Interestingly, the problem that all of us face in understanding or describing God speaks to the reality that religions must struggle with. That’s why no religion can be perfect. Indeed, religions are all cultural creations set up to describe the indescribable. Each religion is specific to the culture in which it was created. I would submit that most religions are in fact grappling with the same spiritual reality, but are trying to find a way to enable the human beings within its culture to experience the almighty. That is really what differentiates the religions from each other — not the spiritual underpinning they are trying to get at, but the cultural experience laid over that spiritual reality to explain it.

So God is not a person, God is not a he or a she, and God is not the cultural creation most religions use to explain God. Now that we’ve established what God is not, what exactly is God? Fundamentally, God is a spiritual force that links all living things. As humans, we come from God to achieve the purpose of our lives — learning our lessons — and once our short lives end, we will return to God.

You can see that I’m struggling here to try to explain this concept. But I’m certainly not the first to attempt this struggle. If you think about it, for all the great religious figures of all time, whether they be Jesus, Mohammed, Abraham, Buddha, or any other of the hundreds and even thousands of people who have struggled to explain God to us, this fundamental concept of God is what they were getting at. It’s only when they try give us tools to experience God, tools such as prayer, meditation, yoga, or any other spiritual practice, that their approaches start to diverge. Ultimately, this fundamental truth is what they were all getting at.

In an effort then to avoid the mistakes of the past, I am not going to try to define God beyond this limited understanding of God as a force that binds all living things. It’s only when we try to define God beyond this point that one groups says “God is on my side and not yours” and the other group naturally says the same thing. This clash becomes the basis of the violence and outrages that have been done in God’s name over time — everything from the Crusades to the Spanish Inquisition to 9–11. We need to get away from these culturally-created definitions that become simply an excuse for hatred and discrimination. The truth is that with God, there are no sides. God is simply the force that binds all living things in the universe.
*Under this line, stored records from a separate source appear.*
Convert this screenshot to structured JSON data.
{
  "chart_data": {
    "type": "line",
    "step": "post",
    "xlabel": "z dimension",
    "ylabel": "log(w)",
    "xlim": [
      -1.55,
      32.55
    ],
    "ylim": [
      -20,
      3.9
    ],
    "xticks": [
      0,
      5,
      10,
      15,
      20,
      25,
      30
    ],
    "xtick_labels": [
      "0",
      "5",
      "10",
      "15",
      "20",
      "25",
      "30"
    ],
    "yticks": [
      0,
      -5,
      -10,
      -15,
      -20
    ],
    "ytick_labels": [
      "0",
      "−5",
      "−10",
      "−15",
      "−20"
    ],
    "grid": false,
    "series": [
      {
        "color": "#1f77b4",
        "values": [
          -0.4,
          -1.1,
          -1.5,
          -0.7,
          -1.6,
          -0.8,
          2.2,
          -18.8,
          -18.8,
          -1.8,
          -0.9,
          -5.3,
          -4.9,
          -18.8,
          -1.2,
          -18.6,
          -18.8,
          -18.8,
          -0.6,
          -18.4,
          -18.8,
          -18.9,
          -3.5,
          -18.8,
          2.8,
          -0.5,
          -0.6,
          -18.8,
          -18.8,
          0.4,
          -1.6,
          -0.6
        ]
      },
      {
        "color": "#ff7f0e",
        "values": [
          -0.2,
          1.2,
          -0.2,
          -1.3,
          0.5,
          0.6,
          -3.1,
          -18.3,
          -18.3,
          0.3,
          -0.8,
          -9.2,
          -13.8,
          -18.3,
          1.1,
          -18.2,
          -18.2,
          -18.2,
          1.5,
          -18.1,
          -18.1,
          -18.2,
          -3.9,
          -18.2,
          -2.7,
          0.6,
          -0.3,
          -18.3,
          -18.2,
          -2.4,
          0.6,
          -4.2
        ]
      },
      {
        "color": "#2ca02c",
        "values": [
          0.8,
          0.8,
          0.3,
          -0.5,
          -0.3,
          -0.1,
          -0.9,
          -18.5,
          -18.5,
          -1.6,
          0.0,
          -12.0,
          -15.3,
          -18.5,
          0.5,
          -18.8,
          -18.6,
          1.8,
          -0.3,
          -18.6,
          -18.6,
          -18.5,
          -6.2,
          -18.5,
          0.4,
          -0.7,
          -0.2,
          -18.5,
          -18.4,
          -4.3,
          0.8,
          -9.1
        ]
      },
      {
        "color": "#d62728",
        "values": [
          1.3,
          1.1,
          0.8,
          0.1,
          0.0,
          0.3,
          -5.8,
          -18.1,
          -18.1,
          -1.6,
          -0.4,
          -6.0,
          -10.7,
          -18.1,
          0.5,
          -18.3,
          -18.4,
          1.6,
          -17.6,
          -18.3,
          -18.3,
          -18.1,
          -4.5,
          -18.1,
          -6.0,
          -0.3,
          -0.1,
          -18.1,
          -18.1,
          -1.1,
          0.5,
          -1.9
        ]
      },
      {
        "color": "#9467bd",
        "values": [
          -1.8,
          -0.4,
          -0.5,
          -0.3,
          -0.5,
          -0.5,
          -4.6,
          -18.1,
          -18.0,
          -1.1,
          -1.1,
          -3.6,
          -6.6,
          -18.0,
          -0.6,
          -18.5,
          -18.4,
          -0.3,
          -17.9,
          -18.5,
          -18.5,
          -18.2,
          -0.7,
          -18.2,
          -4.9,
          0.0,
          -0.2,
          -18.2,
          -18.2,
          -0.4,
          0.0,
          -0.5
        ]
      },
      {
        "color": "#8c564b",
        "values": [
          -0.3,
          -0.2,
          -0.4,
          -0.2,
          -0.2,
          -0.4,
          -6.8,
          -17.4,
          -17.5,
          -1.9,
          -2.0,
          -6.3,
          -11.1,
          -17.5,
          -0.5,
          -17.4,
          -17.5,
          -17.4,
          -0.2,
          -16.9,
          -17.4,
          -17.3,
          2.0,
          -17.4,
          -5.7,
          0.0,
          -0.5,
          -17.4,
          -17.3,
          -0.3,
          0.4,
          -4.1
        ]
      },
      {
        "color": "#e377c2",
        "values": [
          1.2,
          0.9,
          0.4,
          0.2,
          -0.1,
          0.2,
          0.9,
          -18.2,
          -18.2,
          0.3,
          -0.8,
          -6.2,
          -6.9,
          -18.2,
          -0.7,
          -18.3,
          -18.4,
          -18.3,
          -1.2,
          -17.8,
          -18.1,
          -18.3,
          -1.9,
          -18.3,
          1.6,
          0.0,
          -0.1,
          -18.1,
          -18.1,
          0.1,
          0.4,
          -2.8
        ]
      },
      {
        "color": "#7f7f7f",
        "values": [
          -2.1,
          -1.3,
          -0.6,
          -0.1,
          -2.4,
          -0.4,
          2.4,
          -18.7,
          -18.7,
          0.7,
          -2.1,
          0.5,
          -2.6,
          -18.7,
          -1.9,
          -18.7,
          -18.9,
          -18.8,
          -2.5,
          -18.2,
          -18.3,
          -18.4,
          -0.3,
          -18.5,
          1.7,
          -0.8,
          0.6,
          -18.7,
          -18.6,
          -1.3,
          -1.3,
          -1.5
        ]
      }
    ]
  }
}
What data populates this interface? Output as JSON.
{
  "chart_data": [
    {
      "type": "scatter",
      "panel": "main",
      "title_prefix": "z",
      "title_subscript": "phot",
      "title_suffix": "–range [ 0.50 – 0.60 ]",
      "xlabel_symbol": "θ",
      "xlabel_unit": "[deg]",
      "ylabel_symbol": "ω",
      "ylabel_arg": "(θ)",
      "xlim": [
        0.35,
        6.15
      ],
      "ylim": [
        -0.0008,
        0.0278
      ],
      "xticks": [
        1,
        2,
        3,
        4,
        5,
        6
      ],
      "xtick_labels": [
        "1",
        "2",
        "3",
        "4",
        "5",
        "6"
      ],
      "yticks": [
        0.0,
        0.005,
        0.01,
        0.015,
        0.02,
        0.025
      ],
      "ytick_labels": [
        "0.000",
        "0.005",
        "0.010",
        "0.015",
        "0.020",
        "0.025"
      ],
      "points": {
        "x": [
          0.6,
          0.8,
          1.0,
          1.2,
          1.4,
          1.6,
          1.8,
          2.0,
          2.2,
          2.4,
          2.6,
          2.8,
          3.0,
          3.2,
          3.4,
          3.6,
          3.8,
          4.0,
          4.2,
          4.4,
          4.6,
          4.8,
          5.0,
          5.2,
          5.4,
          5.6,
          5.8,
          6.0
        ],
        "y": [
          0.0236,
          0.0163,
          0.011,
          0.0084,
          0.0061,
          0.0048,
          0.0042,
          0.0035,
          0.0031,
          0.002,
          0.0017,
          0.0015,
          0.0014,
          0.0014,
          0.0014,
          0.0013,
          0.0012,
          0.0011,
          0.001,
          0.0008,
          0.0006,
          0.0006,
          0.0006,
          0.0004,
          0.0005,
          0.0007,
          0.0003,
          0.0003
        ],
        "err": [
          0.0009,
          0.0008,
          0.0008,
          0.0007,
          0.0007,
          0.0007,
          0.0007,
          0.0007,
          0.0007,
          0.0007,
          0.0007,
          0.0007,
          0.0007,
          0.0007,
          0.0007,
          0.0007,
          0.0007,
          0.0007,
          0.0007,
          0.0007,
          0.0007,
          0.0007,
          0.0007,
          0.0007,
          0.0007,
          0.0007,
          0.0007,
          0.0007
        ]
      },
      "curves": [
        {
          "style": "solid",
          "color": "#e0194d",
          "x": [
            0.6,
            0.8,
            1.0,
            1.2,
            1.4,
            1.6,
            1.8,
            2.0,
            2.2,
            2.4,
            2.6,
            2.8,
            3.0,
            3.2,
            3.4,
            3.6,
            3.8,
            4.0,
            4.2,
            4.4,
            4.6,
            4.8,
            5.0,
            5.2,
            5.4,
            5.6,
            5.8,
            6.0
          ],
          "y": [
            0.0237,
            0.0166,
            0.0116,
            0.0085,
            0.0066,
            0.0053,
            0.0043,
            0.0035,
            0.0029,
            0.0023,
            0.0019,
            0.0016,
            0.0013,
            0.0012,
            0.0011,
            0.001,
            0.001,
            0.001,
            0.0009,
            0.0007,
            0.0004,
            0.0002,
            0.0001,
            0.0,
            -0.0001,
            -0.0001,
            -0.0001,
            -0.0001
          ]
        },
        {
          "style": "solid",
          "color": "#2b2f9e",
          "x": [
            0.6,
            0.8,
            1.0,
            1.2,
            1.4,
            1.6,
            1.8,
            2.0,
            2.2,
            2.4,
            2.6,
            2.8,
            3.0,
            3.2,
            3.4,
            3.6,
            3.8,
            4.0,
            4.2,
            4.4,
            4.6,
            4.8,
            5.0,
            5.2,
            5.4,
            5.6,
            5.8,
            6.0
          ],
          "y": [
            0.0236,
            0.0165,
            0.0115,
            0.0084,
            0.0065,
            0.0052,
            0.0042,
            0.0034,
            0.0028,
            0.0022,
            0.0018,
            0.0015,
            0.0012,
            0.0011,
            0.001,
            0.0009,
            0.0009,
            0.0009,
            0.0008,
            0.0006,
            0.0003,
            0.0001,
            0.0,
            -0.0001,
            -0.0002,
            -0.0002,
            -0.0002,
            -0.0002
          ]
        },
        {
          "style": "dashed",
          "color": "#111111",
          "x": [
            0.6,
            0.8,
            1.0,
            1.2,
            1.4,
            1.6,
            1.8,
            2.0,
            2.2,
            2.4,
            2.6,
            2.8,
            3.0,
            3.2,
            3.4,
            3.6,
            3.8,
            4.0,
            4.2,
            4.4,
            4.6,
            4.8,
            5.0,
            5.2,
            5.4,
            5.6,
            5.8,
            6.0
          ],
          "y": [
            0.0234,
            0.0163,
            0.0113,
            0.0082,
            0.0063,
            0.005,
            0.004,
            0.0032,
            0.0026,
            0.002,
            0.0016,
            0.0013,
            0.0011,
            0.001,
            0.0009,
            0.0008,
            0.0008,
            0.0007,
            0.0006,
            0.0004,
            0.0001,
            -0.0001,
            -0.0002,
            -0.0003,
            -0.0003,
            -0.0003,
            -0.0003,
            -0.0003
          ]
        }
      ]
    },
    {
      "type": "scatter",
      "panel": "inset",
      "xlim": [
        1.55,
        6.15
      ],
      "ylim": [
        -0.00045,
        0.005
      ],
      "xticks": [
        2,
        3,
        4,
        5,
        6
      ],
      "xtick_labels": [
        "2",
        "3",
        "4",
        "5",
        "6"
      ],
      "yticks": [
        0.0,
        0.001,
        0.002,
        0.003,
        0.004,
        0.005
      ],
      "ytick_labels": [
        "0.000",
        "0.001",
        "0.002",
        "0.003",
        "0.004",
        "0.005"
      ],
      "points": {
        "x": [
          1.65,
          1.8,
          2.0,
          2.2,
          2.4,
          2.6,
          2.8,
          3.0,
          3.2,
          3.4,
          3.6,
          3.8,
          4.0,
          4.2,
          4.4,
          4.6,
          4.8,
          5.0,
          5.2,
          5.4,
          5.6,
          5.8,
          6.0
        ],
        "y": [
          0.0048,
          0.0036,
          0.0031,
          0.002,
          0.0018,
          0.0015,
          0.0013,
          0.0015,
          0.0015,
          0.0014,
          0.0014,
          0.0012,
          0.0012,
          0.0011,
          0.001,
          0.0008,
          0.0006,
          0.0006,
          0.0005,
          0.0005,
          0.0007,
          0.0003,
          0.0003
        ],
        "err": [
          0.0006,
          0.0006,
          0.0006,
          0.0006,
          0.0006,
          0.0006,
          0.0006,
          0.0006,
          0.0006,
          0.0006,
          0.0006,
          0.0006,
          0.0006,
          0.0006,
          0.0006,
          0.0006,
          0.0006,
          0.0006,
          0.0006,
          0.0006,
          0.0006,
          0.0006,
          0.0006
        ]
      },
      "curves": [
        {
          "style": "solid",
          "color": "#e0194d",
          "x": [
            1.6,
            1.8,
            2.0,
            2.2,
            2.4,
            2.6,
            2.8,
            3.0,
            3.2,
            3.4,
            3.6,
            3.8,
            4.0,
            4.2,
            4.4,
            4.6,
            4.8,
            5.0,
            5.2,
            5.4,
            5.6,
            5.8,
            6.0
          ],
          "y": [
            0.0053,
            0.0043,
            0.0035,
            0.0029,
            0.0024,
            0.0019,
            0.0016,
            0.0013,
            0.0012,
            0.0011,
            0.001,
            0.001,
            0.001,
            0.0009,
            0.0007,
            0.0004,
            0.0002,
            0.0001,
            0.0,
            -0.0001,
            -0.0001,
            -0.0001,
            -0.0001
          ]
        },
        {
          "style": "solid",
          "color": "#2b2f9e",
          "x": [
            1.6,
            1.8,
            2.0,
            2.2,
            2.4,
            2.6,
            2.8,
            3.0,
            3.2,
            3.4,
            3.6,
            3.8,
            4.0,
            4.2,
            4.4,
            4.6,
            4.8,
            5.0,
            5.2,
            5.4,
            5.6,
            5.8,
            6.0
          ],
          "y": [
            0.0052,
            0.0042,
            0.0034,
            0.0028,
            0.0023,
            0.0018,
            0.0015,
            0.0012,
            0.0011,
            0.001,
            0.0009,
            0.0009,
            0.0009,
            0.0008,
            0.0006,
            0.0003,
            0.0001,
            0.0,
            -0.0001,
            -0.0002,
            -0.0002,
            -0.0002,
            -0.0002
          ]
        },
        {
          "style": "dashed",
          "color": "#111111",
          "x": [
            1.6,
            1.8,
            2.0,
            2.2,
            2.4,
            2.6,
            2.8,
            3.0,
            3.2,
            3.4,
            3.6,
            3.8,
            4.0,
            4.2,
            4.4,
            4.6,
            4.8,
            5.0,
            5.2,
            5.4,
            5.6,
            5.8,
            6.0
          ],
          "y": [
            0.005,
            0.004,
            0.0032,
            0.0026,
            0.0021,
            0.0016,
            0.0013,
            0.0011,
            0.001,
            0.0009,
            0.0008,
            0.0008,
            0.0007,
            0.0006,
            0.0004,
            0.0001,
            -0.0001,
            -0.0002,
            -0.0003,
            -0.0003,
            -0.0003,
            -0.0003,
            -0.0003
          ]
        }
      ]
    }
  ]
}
Furthermore, the concept of God as all-powerful is also misplaced. God is both all powerful and not powerful at the same time. God is both actively involved in our lives and not at all actively involved at the same time. How can that be? As living beings, we are bound to all other people — indeed all living creatures everywhere. We have already established that we chose the challenges of our lives as an opportunity to learn our lessons. As a result, we are connected with God, and we are either acting in a way that is consistent with the purposes we set for our lives or we are acting in an inconsistent manner. If we are acting in a consistent manner, we may face difficulties and unpleasant tasks (after all, that’s what it takes to learn, isn’t it?), but ultimately, we will find satisfaction and protection. If we act in an inconsistent way, we may find short-term pleasure, or this path may seem easier in the short term, but ultimately, we will be disappointed and frustrated with our lives. Why? Because we did not achieve the goals set for us by the almighty.

It is incorrect to expect the hand of God to reach down and physically impact our world. Nevertheless, this understanding does not diminish the power of God. Because we are all linked, and because the entire world is acting within the context of God, the entire world is directed to act consistently with the purposes of the almighty. In this way, our lives and everything we interact with is in fact controlled by God. It is in this way that God is all powerful.